Fire on bottom of the screen following the player


(Zouhair Elamrani Abou Elassad) #1

Hi,

I was working on some fire emitters, the idea is to generate fire on the bottom of the screen and at the same time it should follow the player while he’s moving (follow the Camera), this is where i am so far :

Weather Class :

           var p:ParticleType = emit.newType("f", [0]);

	p.setMotion(94, 20, 10, 0, 50, 1.0);
	p.setColor(0xF9FF59, 0xFF270A);
	p.setAlpha(0.9, 0.3);

       public function SetWeather(weather_type:String, frequency:int, layer:int = 4, weather_falls_down:Boolean = true):void {
	active = true;
	interval_between_particles = frequency;
	emit_count_down = 10;
	emit_string = weather_type;
	this.layer = layer;
	this.weather_falls_down = weather_falls_down; // If true, weather particles will float up instead
}

override public function update():void {
	emit_count_down += 1;
	if (emit_count_down > interval_between_particles) {
		emit_count_down = 0;
		emit.emit(emit_string, xx + FP.rand(6) , 200);
		xx++;
	}
}

I’m only testing with an incremented variable, i create the entity from my world using :

private function initFire):void 
	{		
		var w:Weather = new Weather();
		w.SetWeather("f", 0.3);
		add(w);
	}

This is what i get :

I was hoping for something more like :

If there is anything i can change, i’m all ears :).


(Mike Evmm) #2

I don’t think it’ll be easy to achieve that second effect without pre rendered textures, especially not with emmiters (if you insist on generated-on-the-fly stuff you might get away with bitmapdata manipulation).
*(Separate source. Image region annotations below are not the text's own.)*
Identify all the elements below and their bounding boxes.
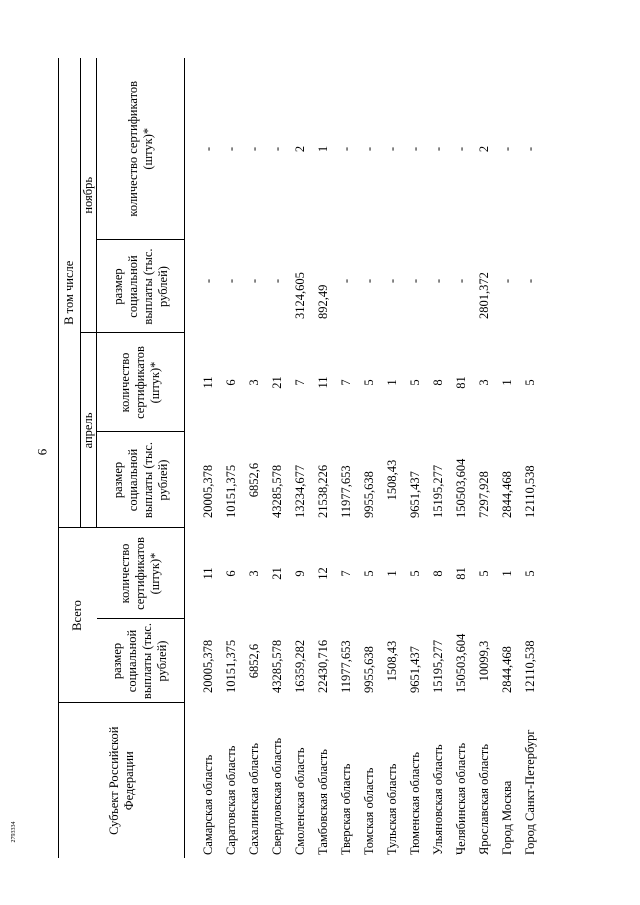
april-payment: 15195,277	[431, 464, 445, 518]
november-count: -	[201, 146, 215, 152]
region-name: Ульяновская область	[431, 744, 445, 855]
total-count: 12	[316, 567, 330, 580]
november-payment: 3124,605	[293, 272, 307, 319]
region-name: Сахалинская область	[247, 743, 261, 855]
november-header: ноябрь	[81, 58, 97, 333]
total-payment: 9955,638	[362, 646, 376, 693]
november-payment: 892,49	[316, 284, 330, 319]
region-name: Город Санкт-Петербург	[523, 729, 537, 855]
total-payment: 2844,468	[500, 646, 514, 693]
november-count: -	[385, 146, 399, 152]
table-row	[427, 58, 450, 858]
april-payment: 7297,928	[477, 471, 491, 518]
november-payment: -	[339, 278, 353, 284]
payments-table	[58, 58, 542, 858]
region-name: Ярославская область	[477, 744, 491, 855]
table-row	[358, 58, 381, 858]
april-count: 5	[362, 379, 376, 386]
november-count: -	[270, 146, 284, 152]
region-name: Город Москва	[500, 780, 514, 855]
april-payment: 12110,538	[523, 465, 537, 518]
total-count: 81	[454, 567, 468, 580]
april-payment: 21538,226	[316, 464, 330, 518]
november-payment: -	[270, 278, 284, 284]
total-payment: 6852,6	[247, 643, 261, 679]
april-count: 5	[523, 379, 537, 386]
april-payment: 9955,638	[362, 471, 376, 518]
region-name: Самарская область	[201, 754, 215, 855]
table-row	[312, 58, 335, 858]
table-row	[381, 58, 404, 858]
total-payment: 15195,277	[431, 639, 445, 693]
november-count: 2	[293, 145, 307, 153]
november-count-header: количество сертификатов (штук)*	[97, 58, 185, 240]
total-count: 6	[224, 570, 238, 577]
november-count: 2	[477, 145, 491, 153]
region-name: Тамбовская область	[316, 749, 330, 855]
total-count: 8	[431, 570, 445, 577]
november-payment: -	[408, 278, 422, 284]
november-payment: -	[523, 278, 537, 284]
total-payment: 1508,43	[385, 640, 399, 682]
total-count: 21	[270, 567, 284, 580]
april-payment: 20005,378	[201, 464, 215, 518]
table-row	[220, 58, 243, 858]
november-count: -	[362, 146, 376, 152]
total-count: 1	[385, 570, 399, 577]
april-payment: 6852,6	[247, 462, 261, 498]
april-payment: 150503,604	[454, 458, 468, 518]
region-name: Тюменская область	[408, 752, 422, 855]
total-count: 9	[293, 570, 307, 577]
april-payment: 43285,578	[270, 464, 284, 518]
april-payment: 11977,653	[339, 465, 353, 518]
april-count: 11	[316, 376, 330, 389]
region-name: Свердловская область	[270, 737, 284, 855]
november-count: -	[500, 146, 514, 152]
november-payment-header: размер социальной выплаты (тыс. рублей)	[97, 240, 185, 333]
november-count: -	[408, 146, 422, 152]
april-count: 1	[500, 379, 514, 386]
november-payment: -	[385, 278, 399, 284]
april-payment: 1508,43	[385, 459, 399, 501]
april-count-header: количество сертификатов (штук)*	[97, 333, 185, 432]
region-name: Челябинская область	[454, 742, 468, 855]
november-count: -	[224, 146, 238, 152]
november-payment: -	[224, 278, 238, 284]
april-payment-header: размер социальной выплаты (тыс. рублей)	[97, 432, 185, 528]
november-payment: -	[454, 278, 468, 284]
april-payment: 13234,677	[293, 464, 307, 518]
rotated-sheet	[58, 58, 538, 858]
total-count: 11	[201, 567, 215, 580]
april-count: 11	[201, 376, 215, 389]
total-count: 1	[500, 570, 514, 577]
november-count: -	[431, 146, 445, 152]
total-payment: 20005,378	[201, 639, 215, 693]
total-payment: 43285,578	[270, 639, 284, 693]
april-count: 5	[408, 379, 422, 386]
april-count: 8	[431, 379, 445, 386]
total-count-header: количество сертификатов (штук)*	[97, 528, 185, 619]
april-payment: 2844,468	[500, 471, 514, 518]
table-row	[266, 58, 289, 858]
page-number: 9	[35, 448, 50, 456]
total-count: 5	[362, 570, 376, 577]
april-count: 3	[477, 379, 491, 386]
total-payment: 10099,3	[477, 640, 491, 682]
november-count: -	[339, 146, 353, 152]
total-count: 7	[339, 570, 353, 577]
total-payment: 16359,282	[293, 639, 307, 693]
table-row	[496, 58, 519, 858]
total-count: 5	[408, 570, 422, 577]
april-count: 7	[339, 379, 353, 386]
november-payment: -	[247, 278, 261, 284]
november-payment: -	[201, 278, 215, 284]
november-payment: -	[500, 278, 514, 284]
table-row	[243, 58, 266, 858]
april-payment: 10151,375	[224, 464, 238, 518]
april-payment: 9651,437	[408, 471, 422, 518]
total-payment: 150503,604	[454, 633, 468, 693]
april-count: 21	[270, 376, 284, 389]
total-payment-header: размер социальной выплаты (тыс. рублей)	[97, 619, 185, 703]
november-payment: -	[362, 278, 376, 284]
april-count: 6	[224, 379, 238, 386]
total-count: 5	[477, 570, 491, 577]
total-payment: 22430,716	[316, 639, 330, 693]
table-row	[450, 58, 473, 858]
table-row	[289, 58, 312, 858]
table-row	[473, 58, 496, 858]
region-name: Тверская область	[339, 763, 353, 855]
april-count: 7	[293, 379, 307, 386]
total-header: Всего	[59, 528, 97, 703]
table-row	[404, 58, 427, 858]
november-count: -	[454, 146, 468, 152]
region-name: Смоленская область	[293, 747, 307, 855]
november-count: -	[247, 146, 261, 152]
table-row	[519, 58, 542, 858]
april-count: 1	[385, 379, 399, 386]
table-row	[185, 58, 221, 858]
subject-header: Субъект Российской Федерации	[59, 703, 185, 858]
table-row	[335, 58, 358, 858]
total-payment: 10151,375	[224, 639, 238, 693]
including-header: В том числе	[59, 58, 81, 528]
november-payment: -	[431, 278, 445, 284]
april-count: 3	[247, 379, 261, 386]
november-count: -	[523, 146, 537, 152]
november-payment: 2801,372	[477, 272, 491, 319]
total-payment: 12110,538	[523, 640, 537, 693]
document-code: 2793334	[11, 821, 17, 843]
region-name: Саратовская область	[224, 745, 238, 855]
april-count: 81	[454, 376, 468, 389]
april-header: апрель	[81, 333, 97, 528]
region-name: Тульская область	[385, 763, 399, 855]
total-payment: 9651,437	[408, 646, 422, 693]
november-count: 1	[316, 145, 330, 153]
total-payment: 11977,653	[339, 640, 353, 693]
total-count: 5	[523, 570, 537, 577]
total-count: 3	[247, 570, 261, 577]
region-name: Томская область	[362, 767, 376, 855]
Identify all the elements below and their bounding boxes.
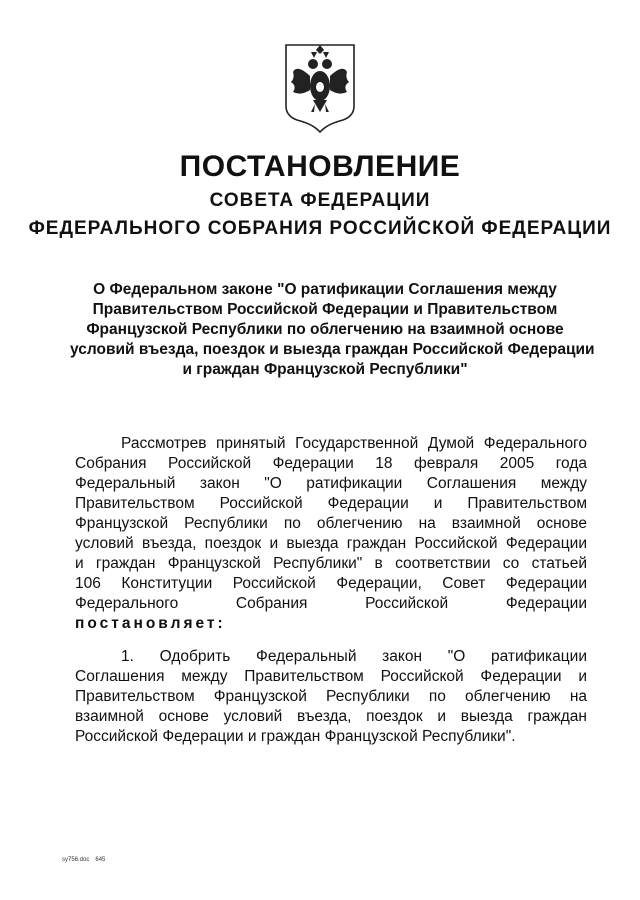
heading-line: условий въезда, поездок и выезда граждан Российской Федерации [70, 341, 595, 358]
paragraph-line: и граждан Французской Республики" в соответствии со статьей [75, 555, 587, 572]
paragraph-line: условий въезда, поездок и выезда граждан Российской Федерации [75, 535, 587, 552]
paragraph-line: Российской Федерации и граждан Французской Республики". [75, 728, 516, 745]
heading-line: и граждан Французской Республики" [182, 361, 468, 378]
issuer-line-2: ФЕДЕРАЛЬНОГО СОБРАНИЯ РОССИЙСКОЙ ФЕДЕРАЦИИ [28, 218, 612, 239]
paragraph-line: 106 Конституции Российской Федерации, Совет Федерации [75, 575, 587, 592]
paragraph-line: Собрания Российской Федерации 18 февраля 2005 года [75, 455, 587, 472]
clause-1-paragraph [75, 647, 587, 747]
paragraph-line: Федерального Собрания Российской Федерации [75, 595, 587, 612]
file-reference-footer [62, 857, 111, 863]
heading-line: Правительством Российской Федерации и Правительством [92, 301, 558, 318]
paragraph-line: Соглашения между Правительством Российской Федерации и [75, 668, 587, 685]
coat-of-arms-emblem [283, 42, 357, 134]
footer-filename: sy756.doc [62, 857, 90, 863]
paragraph-line: Французской Республики по облегчению на взаимной основе [75, 515, 587, 532]
issuer-line-1: СОВЕТА ФЕДЕРАЦИИ [209, 190, 431, 211]
heading-line: Французской Республики по облегчению на взаимной основе [86, 321, 564, 338]
heading-line: О Федеральном законе "О ратификации Соглашения между [93, 281, 557, 298]
document-type-title: ПОСТАНОВЛЕНИЕ [179, 150, 461, 183]
paragraph-line: взаимной основе условий въезда, поездок и выезда граждан [75, 708, 587, 725]
resolves-word: постановляет: [75, 615, 226, 632]
paragraph-line: Федеральный закон "О ратификации Соглашения между [75, 475, 587, 492]
paragraph-line: 1. Одобрить Федеральный закон "О ратификации [121, 648, 587, 665]
resolution-subject-heading [70, 280, 595, 380]
paragraph-line: Правительством Российской Федерации и Правительством [75, 495, 587, 512]
footer-code: 645 [95, 857, 106, 863]
paragraph-line: Рассмотрев принятый Государственной Думой Федерального [121, 435, 587, 452]
paragraph-line: Правительством Французской Республики по облегчению на [75, 688, 587, 705]
preamble-paragraph [75, 434, 587, 634]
I might be wrong though. in case you go with pre rendered textures, a spritemap with a scroll factor of 0 might be the way to go.


(Mike Evmm) #3

Adding several emmiters might also help


(Zouhair Elamrani Abou Elassad) #4

I see what you mean, i thought maybe if i played a bit with the angle and duration i might get what i was looking for, but i’ll try to add several emitters and see what that will give, thanks buddy :).
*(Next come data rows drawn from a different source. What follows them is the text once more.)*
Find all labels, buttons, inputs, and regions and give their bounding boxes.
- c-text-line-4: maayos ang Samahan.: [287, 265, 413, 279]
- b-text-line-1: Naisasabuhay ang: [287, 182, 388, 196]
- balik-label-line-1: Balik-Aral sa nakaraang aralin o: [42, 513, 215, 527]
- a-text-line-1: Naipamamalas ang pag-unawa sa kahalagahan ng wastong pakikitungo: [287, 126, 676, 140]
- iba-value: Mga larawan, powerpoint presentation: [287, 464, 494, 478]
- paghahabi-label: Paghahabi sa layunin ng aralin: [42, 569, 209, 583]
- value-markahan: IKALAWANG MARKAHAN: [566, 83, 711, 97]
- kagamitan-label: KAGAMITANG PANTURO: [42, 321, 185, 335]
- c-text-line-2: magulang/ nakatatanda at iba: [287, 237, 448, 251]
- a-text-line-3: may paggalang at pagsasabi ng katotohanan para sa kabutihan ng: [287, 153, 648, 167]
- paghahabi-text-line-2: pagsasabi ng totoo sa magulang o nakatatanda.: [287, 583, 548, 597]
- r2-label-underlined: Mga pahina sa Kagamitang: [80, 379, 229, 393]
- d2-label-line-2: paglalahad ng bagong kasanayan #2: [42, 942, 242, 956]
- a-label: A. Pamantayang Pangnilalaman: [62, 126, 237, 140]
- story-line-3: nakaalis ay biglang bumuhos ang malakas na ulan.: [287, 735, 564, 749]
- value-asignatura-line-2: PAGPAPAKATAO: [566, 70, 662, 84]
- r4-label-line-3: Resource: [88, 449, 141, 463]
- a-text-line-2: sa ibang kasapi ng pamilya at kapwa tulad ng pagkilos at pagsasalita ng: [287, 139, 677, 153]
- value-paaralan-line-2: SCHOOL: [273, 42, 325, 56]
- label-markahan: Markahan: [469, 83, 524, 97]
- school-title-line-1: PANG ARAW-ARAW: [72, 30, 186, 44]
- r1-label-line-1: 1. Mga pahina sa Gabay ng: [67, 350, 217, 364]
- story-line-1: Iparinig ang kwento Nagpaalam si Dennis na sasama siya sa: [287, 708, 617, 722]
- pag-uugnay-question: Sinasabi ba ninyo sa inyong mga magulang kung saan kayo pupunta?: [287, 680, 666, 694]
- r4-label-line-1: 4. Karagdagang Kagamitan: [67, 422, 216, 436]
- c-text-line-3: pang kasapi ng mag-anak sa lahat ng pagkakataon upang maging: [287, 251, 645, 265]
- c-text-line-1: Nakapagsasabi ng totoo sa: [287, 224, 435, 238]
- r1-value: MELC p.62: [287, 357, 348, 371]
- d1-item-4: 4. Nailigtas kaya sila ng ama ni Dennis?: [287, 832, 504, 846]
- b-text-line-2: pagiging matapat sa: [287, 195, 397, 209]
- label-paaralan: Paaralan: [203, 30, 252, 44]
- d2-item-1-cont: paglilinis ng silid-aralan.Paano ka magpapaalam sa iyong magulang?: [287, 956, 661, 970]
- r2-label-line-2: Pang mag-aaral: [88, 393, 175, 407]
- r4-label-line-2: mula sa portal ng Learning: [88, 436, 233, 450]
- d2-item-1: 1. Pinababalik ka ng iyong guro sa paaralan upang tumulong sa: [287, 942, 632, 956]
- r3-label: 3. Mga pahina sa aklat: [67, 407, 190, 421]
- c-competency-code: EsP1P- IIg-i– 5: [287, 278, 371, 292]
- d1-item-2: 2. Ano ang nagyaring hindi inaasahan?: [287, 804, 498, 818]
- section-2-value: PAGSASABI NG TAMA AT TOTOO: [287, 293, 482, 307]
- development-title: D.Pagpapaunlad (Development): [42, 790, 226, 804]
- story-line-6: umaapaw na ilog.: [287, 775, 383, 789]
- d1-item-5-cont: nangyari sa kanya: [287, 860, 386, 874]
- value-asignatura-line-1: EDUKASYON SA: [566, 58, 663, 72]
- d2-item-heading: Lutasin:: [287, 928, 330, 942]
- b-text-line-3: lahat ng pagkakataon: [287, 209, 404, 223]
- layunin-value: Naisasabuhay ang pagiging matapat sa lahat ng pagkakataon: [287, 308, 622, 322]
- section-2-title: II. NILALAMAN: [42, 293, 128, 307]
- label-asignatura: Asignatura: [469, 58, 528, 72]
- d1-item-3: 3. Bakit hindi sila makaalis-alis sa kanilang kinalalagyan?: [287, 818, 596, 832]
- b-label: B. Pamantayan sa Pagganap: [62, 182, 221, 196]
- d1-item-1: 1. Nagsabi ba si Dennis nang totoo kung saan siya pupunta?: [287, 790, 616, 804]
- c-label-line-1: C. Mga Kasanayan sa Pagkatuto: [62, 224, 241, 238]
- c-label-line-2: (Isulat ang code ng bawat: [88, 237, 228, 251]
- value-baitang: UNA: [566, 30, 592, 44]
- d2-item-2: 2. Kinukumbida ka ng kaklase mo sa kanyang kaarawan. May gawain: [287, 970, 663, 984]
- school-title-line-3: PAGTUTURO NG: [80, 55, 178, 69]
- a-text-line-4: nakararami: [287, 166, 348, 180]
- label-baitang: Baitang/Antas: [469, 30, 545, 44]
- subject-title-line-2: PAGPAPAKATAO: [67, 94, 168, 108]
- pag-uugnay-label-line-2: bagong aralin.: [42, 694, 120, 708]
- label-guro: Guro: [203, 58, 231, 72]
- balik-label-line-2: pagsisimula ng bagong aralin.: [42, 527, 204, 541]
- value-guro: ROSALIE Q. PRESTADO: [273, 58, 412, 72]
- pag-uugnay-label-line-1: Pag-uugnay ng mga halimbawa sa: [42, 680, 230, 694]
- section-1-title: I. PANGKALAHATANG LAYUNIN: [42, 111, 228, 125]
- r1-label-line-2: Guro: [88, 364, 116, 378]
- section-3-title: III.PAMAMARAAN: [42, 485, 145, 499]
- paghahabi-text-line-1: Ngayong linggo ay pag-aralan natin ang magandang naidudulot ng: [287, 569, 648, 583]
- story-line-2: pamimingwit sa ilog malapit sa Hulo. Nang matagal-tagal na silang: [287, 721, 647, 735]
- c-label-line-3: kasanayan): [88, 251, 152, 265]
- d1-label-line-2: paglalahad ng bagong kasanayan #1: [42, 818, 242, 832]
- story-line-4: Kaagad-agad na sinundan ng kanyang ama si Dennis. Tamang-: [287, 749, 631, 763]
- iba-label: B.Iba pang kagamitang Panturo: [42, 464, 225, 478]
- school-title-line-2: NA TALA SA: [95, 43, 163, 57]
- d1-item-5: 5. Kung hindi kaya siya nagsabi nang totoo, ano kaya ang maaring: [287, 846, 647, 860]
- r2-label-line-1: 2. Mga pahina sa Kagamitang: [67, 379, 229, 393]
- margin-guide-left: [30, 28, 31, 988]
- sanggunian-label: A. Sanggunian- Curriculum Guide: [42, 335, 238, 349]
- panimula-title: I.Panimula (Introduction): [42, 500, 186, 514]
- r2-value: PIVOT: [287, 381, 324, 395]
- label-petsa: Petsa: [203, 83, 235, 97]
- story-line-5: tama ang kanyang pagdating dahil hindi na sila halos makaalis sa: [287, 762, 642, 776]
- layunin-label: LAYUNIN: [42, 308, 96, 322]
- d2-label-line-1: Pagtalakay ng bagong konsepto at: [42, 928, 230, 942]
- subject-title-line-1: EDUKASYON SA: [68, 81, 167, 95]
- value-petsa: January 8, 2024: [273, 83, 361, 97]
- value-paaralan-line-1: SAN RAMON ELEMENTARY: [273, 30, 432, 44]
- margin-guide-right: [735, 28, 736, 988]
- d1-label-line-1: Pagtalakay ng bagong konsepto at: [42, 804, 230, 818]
(Zouhair Elamrani Abou Elassad) #5

Hi, what’s a scroll factor for the texture ? :).


(Mike Evmm) #6

A scroll factor for a graphic is how much (in percentage) a graphic moves with a camera.
By default, scrollX and scrollY, the vertical and horizontal components of the scroll factor, are set to 1. This means that if the camera moves, for instance, 10 pixels to the right, a default graphic (/image/spritemap/entity) will move 10 pxs to the left, which is what you’ll usually expect (if you move to your right, things which were in front of you are then to your left).
However, if you set scrollX to, imagine, 0.5, then if the camera moved horizontally 10 pixels to the right, then that graphic (again, /image/spritemap/entity) would move 0.5*10=5 pixels to the left. This is the sort of thing that happens when things are far away.
By setting both the scrollX and the scrollY to 0 you can make sure your fire will stay in place, no matter the movement of the camera (because it’ll always move 0*whatever=0 pixels).


(Zouhair Elamrani Abou Elassad) #7

Thanks for the explanation, i see what you mean, and yes using a spritesheet seems a lot more logical now :), thanks again buddy ^^.